In its concerted effort to meet the rising demand for vaccines in the ongoing flu season, Safeway Inc. (SWY) supplied its U.S. pharmacies with an additional 200,000 doses of flu vaccines. These can now be administered to customers on site.
Based on the reported cases and data by Centers for Disease Control (CDC), this has been the worst flu season in a decade with 47 states recording widespread flu activity. According to CDC, the spread of flu increased across the U.S. by Jan 11, 2013. Considering that flu activity in the U.S. spikes usually in Jan or Feb, Safeway’s decision appears to be a rational and lucrative opportunity to garner incremental revenues.
As per management, the shipment was necessary to meet the demand for flu vaccine stocks at one of the largest food and drug retailers in North America. Moreover, to stimulate demand and encourage consumers to take flu vaccines, Safeway is offering a 10% discount coupon on the next grocery purchase to every customer who receives a flu vaccine at Safeway Pharmacy.
Other players providing flu shots such as Walgreens (WAG) and CVS Caremark (CVS) also stand to gain from this grueling flu season.
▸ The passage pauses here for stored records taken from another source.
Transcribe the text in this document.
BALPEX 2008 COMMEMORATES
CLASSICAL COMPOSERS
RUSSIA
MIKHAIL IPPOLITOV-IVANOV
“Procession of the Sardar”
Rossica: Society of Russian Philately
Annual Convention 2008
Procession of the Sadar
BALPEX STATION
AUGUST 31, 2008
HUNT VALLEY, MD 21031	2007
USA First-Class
Management at Walgreens asserts that the ongoing severe flu season should spread awareness and support customer win back after its seven month impasse with Express Scripts (ESRX).
The acute rise in flu cases is a positive factor for these companies as they battle macroeconomic headwinds. However, the players need to maintain supply continuum to meet the surging demand for flu shots.
Despite positive driving events, headwinds such as margin pressure and a highly leveraged balance sheet are cause of concern. Moreover, macroeconomic conditions remain unyielding. We currently have a long-term Neutral recommendation on Safeway which carries a Zacks Rank #3 (Hold). CVS Caremark carries a Zacks Rank #2 (Buy).